Initial investigations are as follows:
She is commenced on IV antibiotics and fluids. After 6 hours there is no improvement. Further samples are taken:
Blood lactate 2.8 mM
Blood ammonia 340 μM
A level of 340 μmol/l is well above normal for a 4 month old infant. Although blood ammonia can be increased in severe illness such as sepsis a level in excess of 150 to 180 μmol/l is likely to reflect a defect in ammonia removal. As the ammonia is high repeat the level (remember the problems that might occur with ammonia level measurement both in the lab and during blood sampling and transport) and immediately start specific treatment. The earlier that treatment is started the more likely a good outcome will be achieved. Then you can begin to investigate as to the exact cause of the hyperammonaemia.
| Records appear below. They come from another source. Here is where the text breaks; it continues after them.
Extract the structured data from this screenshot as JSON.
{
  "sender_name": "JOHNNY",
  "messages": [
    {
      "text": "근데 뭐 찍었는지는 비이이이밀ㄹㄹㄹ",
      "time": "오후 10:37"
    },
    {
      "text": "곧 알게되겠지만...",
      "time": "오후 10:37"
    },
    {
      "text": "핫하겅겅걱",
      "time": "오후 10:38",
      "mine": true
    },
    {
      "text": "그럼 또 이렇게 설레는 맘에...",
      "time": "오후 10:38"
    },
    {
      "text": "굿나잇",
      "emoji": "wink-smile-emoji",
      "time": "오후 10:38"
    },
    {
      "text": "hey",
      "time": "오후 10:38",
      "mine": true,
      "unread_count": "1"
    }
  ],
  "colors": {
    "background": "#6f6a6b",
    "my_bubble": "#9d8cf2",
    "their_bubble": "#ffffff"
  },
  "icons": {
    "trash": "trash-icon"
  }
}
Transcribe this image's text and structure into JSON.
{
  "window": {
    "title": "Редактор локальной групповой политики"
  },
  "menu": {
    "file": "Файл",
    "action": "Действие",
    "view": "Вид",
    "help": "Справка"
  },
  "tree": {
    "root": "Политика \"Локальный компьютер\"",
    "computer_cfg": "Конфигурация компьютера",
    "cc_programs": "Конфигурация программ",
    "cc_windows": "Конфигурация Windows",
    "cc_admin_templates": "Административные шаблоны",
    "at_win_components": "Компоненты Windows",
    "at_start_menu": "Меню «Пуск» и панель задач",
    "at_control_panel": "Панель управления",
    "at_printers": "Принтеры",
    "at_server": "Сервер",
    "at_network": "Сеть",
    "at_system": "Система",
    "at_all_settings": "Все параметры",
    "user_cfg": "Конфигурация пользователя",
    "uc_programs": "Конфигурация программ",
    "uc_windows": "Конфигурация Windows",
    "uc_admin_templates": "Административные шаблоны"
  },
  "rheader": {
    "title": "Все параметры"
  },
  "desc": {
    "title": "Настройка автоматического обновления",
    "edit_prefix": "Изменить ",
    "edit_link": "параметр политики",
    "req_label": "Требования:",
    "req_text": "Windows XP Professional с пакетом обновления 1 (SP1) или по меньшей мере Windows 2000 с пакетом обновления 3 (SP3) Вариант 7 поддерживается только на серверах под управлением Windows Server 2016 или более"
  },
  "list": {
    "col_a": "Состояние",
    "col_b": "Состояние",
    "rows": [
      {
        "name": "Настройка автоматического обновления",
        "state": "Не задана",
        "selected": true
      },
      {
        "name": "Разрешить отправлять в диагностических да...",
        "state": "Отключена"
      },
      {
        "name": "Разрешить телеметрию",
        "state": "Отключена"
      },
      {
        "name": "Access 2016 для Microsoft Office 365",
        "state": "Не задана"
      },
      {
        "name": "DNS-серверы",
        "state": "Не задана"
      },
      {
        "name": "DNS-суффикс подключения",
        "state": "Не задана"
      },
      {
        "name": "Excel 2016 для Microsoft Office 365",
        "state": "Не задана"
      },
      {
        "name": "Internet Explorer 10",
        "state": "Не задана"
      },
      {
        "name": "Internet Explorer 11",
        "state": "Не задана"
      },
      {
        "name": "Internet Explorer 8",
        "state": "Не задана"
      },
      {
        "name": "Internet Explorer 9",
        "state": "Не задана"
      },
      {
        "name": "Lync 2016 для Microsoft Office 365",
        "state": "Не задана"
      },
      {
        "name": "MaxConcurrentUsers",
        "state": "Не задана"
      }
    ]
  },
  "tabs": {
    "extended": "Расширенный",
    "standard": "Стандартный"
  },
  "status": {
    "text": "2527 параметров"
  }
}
In order to consider the appropriate treatment you need to have knowledge of the outcome for infants and children with hyperammonaemia and what factors can affect this outcome. To find out you might like to conduct a Pub Med search using the terms 'urea [ti] cycle [ti] outcome [ti]'. To help you, four references are listed in the reference section at the end of the course—Ref 18-21
COMMENTARY
The literature points out that the long term outcome for severe hyperammonaemia is poor. However, aggressive and appropriate treatment may ameliorate this, particularly if started sufficiently early. In this child the ammonia is below 350 μmol/l and the presentation is outside the newborn period so that the outcome may be good. Repeat the measurement of blood ammonia but this should not delay the start of specific and immediate treatment. At this stage the actual cause of the hyperammonaemia is of less importance than immediate treatment, particularly since the results of other investigations will take hours or days to become available. However since it is important for you to have a good understanding of the inborn errors that can cause hyperammonaemia we will consider these now before returning to immediate management.
A thorough patient history is very often a good way to narrow down the possible diagnosis.
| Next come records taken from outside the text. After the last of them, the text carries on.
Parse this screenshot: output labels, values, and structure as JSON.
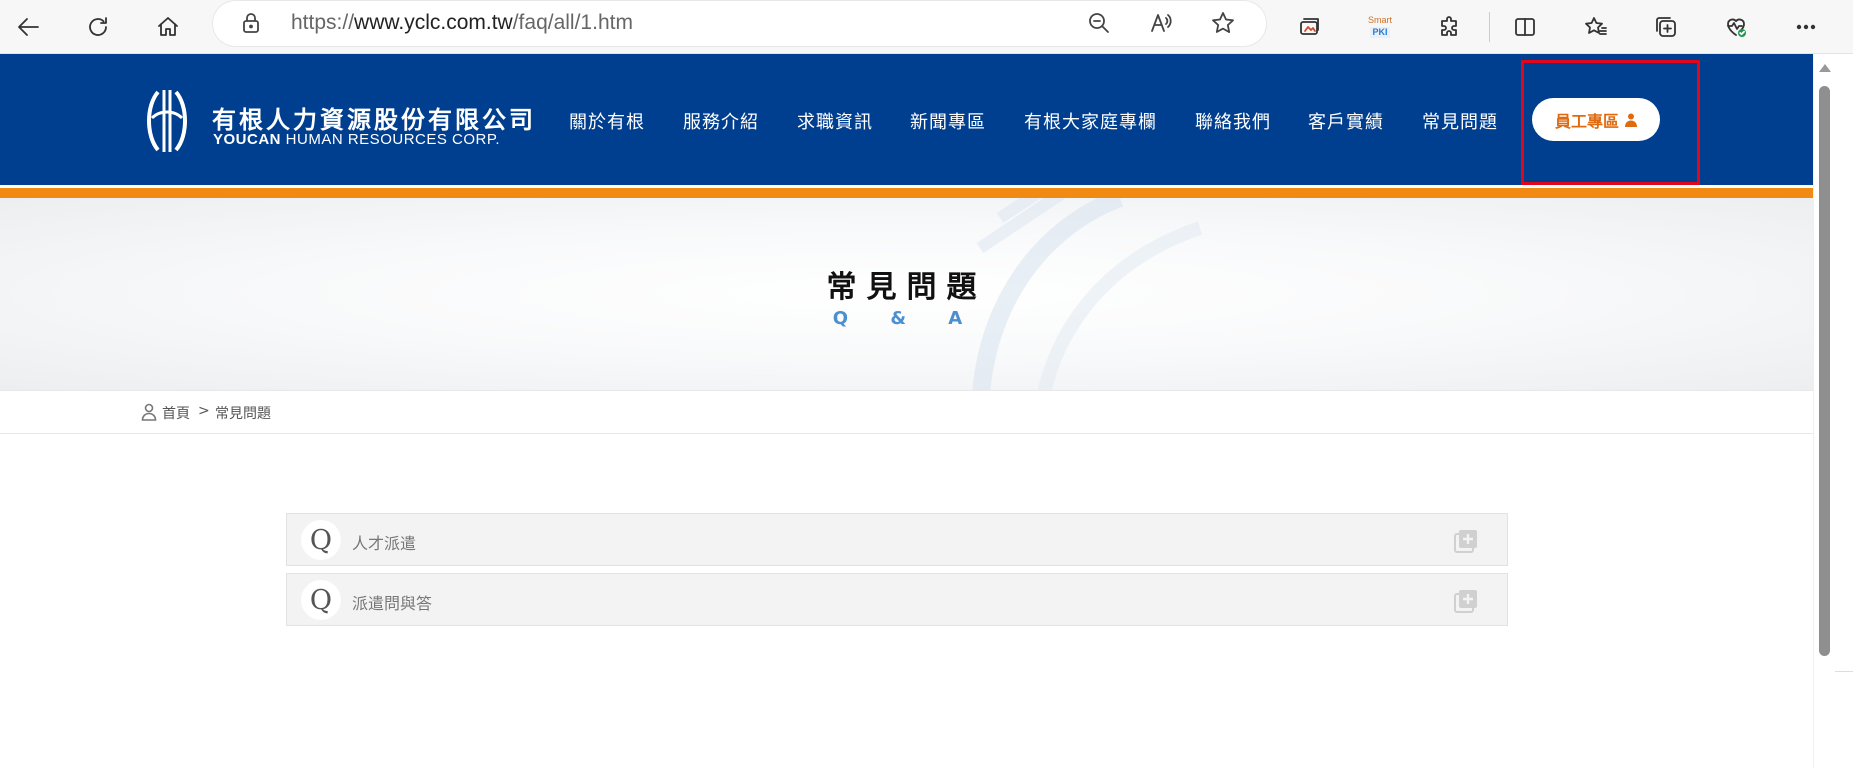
{
  "browser": {
    "url_prefix": "https://",
    "url_host": "www.yclc.com.tw",
    "url_path": "/faq/all/1.htm",
    "icons": [
      "back-arrow-icon",
      "refresh-icon",
      "home-icon",
      "lock-icon",
      "zoom-out-icon",
      "read-aloud-icon",
      "favorite-star-icon",
      "collections-icon",
      "smart-pki-icon",
      "extensions-icon",
      "split-screen-icon",
      "favorites-bar-icon",
      "add-tab-icon",
      "browser-essentials-icon",
      "more-menu-icon"
    ],
    "pki_label_top": "Smart",
    "pki_label_bottom": "PKI"
  },
  "header": {
    "logo_zh": "有根人力資源股份有限公司",
    "logo_en_bold": "YOUCAN",
    "logo_en_rest": " HUMAN RESOURCES CORP.",
    "nav": [
      {
        "label": "關於有根"
      },
      {
        "label": "服務介紹"
      },
      {
        "label": "求職資訊"
      },
      {
        "label": "新聞專區"
      },
      {
        "label": "有根大家庭專欄"
      },
      {
        "label": "聯絡我們"
      },
      {
        "label": "客戶實績"
      },
      {
        "label": "常見問題"
      }
    ],
    "staff_button": "員工專區",
    "brand_color": "#003f8f",
    "accent_color": "#f08a12"
  },
  "banner": {
    "title": "常見問題",
    "subtitle": "Q & A"
  },
  "breadcrumb": {
    "home": "首頁",
    "separator": ">",
    "current": "常見問題"
  },
  "faq": {
    "items": [
      {
        "marker": "Q",
        "label": "人才派遣"
      },
      {
        "marker": "Q",
        "label": "派遣問與答"
      }
    ]
  }
}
The mother tells you that she and her partner are not consanguineous. She has a healthy daughter aged 4 years. However her first 2 children, both boys, died in the newborn period. The first boy was born prematurely at 30 weeks gestation and was said to have succumbed to necrotising enterocolitis. The second child died at 2 weeks of age from a cerebral haemorrhage.
Significant hyperammonaemia in infants is most commonly caused by inherited metabolic disorders but not just enzyme deficiencies of the urea cycle.
The diagnosis of a primary urea cycle enzyme deficiency can often be ascertained from a few biochemical investigations:
- Urine orotic acid
- Plasma amino acids or urine amino acids
Other metabolic investigations including urine organic acid and blood acylcarnitine analysis are necessary to exclude secondary causes such as an organic acidaemia or a disorder of fat oxidation.
In our patient, urine organic acids and blood acylcarnitines showed no evidence of either an organic acidemia or a fat oxidation disorder. Orotic acid was increased in urine and plasma citrulline was low, suggesting a diagnosis of OCT deficiency. The diagnosis can usually be confirmed by mutation analysis, avoiding the need for a liver biopsy.